Manufactured in 1971
Manufactured by Tokyo Shibaura Electric Co., Ltd. (Now, TOSHIBA Corporation) and
Electrotechnical Laboratory (Now, National Institute of Advanced Industrial Science and Technology)
Owner The National Museum of Nature and Science, Tokyo
Location of historical materials The National Museum of Nature and Science, Tokyo 4-1-1 Amakubo, Thukuba-shi, Ibaraki 305-0005, Japan
Visitor information Not open to the public (visit by appointment only)
Contact Department of Science & Engineering
webmaster@kahaku.go.jp http://www.kahaku.go.jp/

ASPET/71 is a super-high performance optical character reader developed based on a new visual pattern recognition theory by the joint project of Electrotechnical Laboratory (ETL, Now, National Institute of Advanced Industrial Science and Technology) and Toshiba.

Taizo Iijima of ETL elucidated the fact that the blure of the Gaussian type originally accompanied the image caught by the vision and established a united basic theoretical system concerning the visual pattern recognition in 1965 in advance of the world.

The research and development project of a super-high performance computer was begun in 1966 by the Ministry of International Trade and Industry.
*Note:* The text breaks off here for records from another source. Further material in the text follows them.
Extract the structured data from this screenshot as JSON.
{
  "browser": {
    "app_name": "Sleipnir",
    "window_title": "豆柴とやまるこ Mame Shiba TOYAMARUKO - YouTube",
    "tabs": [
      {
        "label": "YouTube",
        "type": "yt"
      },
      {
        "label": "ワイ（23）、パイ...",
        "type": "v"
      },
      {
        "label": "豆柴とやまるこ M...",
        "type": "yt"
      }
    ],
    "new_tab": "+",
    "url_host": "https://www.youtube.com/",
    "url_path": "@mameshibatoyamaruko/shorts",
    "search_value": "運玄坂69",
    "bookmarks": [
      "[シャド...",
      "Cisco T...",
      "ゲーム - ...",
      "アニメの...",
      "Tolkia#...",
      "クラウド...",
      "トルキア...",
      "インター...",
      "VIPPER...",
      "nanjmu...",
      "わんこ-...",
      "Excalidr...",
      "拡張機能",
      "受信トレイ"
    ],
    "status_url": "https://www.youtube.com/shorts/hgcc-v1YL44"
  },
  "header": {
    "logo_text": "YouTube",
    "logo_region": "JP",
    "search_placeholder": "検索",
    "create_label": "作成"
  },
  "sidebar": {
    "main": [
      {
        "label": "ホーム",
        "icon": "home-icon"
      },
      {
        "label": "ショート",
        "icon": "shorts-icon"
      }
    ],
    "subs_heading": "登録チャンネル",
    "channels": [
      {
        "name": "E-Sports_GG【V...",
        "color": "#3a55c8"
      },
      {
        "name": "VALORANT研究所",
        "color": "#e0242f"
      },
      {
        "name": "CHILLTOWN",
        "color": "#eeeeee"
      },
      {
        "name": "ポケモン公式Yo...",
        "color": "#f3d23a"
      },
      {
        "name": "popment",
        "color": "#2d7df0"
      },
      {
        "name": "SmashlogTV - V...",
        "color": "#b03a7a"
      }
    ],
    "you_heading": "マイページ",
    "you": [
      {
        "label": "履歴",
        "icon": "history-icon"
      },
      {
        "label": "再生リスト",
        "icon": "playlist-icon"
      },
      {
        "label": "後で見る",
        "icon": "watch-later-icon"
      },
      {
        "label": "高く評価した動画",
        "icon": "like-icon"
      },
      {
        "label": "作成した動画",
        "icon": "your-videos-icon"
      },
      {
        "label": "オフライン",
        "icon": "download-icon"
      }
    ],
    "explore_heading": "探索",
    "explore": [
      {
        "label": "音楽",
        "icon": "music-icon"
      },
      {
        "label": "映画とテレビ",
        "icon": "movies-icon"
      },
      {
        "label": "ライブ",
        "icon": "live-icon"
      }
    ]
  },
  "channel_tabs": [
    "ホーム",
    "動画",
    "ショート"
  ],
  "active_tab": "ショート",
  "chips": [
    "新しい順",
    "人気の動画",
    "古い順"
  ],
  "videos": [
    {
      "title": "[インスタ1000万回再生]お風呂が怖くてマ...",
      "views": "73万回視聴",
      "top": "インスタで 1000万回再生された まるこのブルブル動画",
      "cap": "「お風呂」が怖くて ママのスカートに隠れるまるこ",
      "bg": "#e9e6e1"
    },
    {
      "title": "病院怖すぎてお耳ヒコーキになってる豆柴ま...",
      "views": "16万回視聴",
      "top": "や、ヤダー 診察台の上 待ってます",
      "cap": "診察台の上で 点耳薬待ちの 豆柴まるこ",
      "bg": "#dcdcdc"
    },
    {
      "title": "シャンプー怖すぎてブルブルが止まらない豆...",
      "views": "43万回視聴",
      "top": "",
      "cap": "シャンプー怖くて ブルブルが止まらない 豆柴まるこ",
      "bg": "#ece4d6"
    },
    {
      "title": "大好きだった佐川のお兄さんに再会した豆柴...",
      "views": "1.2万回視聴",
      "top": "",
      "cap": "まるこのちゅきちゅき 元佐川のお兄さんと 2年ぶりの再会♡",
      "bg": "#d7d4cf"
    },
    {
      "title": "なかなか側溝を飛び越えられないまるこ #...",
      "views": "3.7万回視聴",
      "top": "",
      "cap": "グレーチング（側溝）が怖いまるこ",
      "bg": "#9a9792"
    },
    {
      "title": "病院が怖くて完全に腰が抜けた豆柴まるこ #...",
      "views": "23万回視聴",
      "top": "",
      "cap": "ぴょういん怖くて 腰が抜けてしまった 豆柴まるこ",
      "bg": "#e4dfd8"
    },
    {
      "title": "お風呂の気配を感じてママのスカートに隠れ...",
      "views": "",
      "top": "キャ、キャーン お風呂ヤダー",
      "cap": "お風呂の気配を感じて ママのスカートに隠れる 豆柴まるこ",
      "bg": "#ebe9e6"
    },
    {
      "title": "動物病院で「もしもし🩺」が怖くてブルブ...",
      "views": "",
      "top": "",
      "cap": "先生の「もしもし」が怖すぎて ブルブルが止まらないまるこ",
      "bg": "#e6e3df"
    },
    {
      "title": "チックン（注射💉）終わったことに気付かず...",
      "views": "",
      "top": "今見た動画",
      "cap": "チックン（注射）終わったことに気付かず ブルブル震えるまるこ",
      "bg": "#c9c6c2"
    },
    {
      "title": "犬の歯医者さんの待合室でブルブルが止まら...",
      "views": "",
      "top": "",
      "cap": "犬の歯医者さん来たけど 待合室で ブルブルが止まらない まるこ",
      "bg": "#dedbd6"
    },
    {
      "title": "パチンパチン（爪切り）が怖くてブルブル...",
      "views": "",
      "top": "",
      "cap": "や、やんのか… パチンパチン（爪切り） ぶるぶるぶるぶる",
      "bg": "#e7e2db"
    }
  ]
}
The project aimed at the development of an original character reader in the project and succeeded in the development of super-high performance OCR "ASPET/71" in 1971. In the design of this OCR, above-mentioned basic theoretical system and "Multiple Simularity Method" having been newly invented by IIjima were adopted and the reading of the low quality character thought to be impossible till then had become possible for the first time. Spatial networks to process information in parallel with analog elements were also developed. This made possible high speed processing based on the above mentioned system, and realized very high-speed reading capability of 2,000 alphanumeric characters per second.

This work established the systematic performance improvement methodology of pattern recognition and greatly contributed to rapid progress of OCR technology.